Dienstag, 23.12.2008 | 10:23 Uhr
Autor: Barbara Wenz
Rätsel Religion – Der Glaube an das Übernatürliche, an Geister, Wesenheiten, Götter oder den einzigen Gott ist allen menschlichen Kulturen eigen, mehr noch als das: Er unterscheidet uns deutlicher als jedes andere Wesensmerkmalvom tierischen Mitgeschöpf. Aber was genau ist Religion? Und wem nützt der Glaube? Was haben die Naturwissenschaften bisher an Antworten zusammengetragen und inwieweit gibt es Hinweise darauf, dass Religion und Glaube eventuell einen evolutionären Vorteil bringen, mithin funktionaler Bestandteil der menschlichen Evolution sind? Mit diesen Fragen beschäftigen sich mittlerweile nicht mehr nur Religionssoziologie und die Religionswissenschaft, sondern auch Hirnforschung, Genetik, Demografie und Soziobiologie, fächerübergreifend, in einem intensiven interdisziplinären Austausch.
Michael Blume, Religionswissenschaftler und Rüdiger Vaas, Biologe, haben zum aktuellen Stand der Forschung das Buch „Gott, Gene und Gehirn“, erschienen im Hirzel-Verlag, vorgelegt, das einen gehaltvollen und dennoch unterhaltsam geschriebenen Überblick über die wichtigsten Erkenntnisse, neuesten Hypothesen und vorerst offenen Fragen gibt. Zentral ist dabei die Frage nach den biologischen Grundlagen von Religiösität. Was ist dran am „Gottes-Modul“ im Schläfenlappen? Gibt es wirklich so etwas wie ein „Gottes-Gen“? Und wie hängt eigentlich der Kinderreichtum eines Landes mit der Zahl der dort lebenden katholischen Nonnen zusammen?
Darauf und auf vieles mehr gibt das Buch interessante und fundierte Antworten, nicht nur im Hinblick auf die empirischen Fakten, sondern auch mit Seitenblick auf die zugehörigen philosophischen Überlegungen.

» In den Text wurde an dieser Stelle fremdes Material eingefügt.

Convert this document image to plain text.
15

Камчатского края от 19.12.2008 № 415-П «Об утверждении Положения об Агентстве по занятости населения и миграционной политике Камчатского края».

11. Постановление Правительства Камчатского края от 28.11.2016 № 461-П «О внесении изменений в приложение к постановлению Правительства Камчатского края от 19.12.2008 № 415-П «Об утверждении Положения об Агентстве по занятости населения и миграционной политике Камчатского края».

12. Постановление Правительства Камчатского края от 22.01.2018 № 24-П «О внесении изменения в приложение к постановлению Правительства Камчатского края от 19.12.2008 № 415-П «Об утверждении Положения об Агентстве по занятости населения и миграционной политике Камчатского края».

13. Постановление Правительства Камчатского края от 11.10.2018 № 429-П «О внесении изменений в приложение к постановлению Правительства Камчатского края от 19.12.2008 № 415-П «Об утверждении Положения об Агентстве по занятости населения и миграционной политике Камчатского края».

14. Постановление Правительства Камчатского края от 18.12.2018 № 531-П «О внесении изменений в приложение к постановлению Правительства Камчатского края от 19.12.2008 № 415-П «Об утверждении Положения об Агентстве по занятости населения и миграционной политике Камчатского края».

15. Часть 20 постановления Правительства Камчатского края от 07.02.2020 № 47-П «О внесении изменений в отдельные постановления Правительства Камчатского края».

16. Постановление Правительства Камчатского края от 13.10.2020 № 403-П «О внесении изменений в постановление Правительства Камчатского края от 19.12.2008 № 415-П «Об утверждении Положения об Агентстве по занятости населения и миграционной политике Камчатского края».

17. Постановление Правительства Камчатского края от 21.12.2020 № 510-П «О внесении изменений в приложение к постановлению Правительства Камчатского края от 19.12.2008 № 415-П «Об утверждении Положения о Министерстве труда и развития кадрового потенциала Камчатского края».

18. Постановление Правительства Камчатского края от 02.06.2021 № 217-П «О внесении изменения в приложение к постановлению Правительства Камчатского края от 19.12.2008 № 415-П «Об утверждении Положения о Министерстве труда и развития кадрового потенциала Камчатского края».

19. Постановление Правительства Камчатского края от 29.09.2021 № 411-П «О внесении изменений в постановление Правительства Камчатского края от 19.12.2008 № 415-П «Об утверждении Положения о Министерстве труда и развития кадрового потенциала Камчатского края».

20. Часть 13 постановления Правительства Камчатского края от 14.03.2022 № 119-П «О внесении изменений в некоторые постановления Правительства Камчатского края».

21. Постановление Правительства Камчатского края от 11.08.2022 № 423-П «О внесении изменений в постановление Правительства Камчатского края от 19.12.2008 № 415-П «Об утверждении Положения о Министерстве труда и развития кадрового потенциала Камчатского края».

Dieses Buch ist ein wertvolles Buch und die Lektüre ein Gewinn. Dafür sorgen nicht nur das vorbildlich gegliederte Inhaltsverzeichnis nach Forschungsbereichen mit einer soliden Einführung in den Begriff von Religion und Glaube sowie einem zusammenfassenden Überblick über Geschichte und Inhalt der Evolutionstheorie, sondern auch die vielen weiterführenden Literaturhinweise und der erfreulich dezente Fußnotenapparat.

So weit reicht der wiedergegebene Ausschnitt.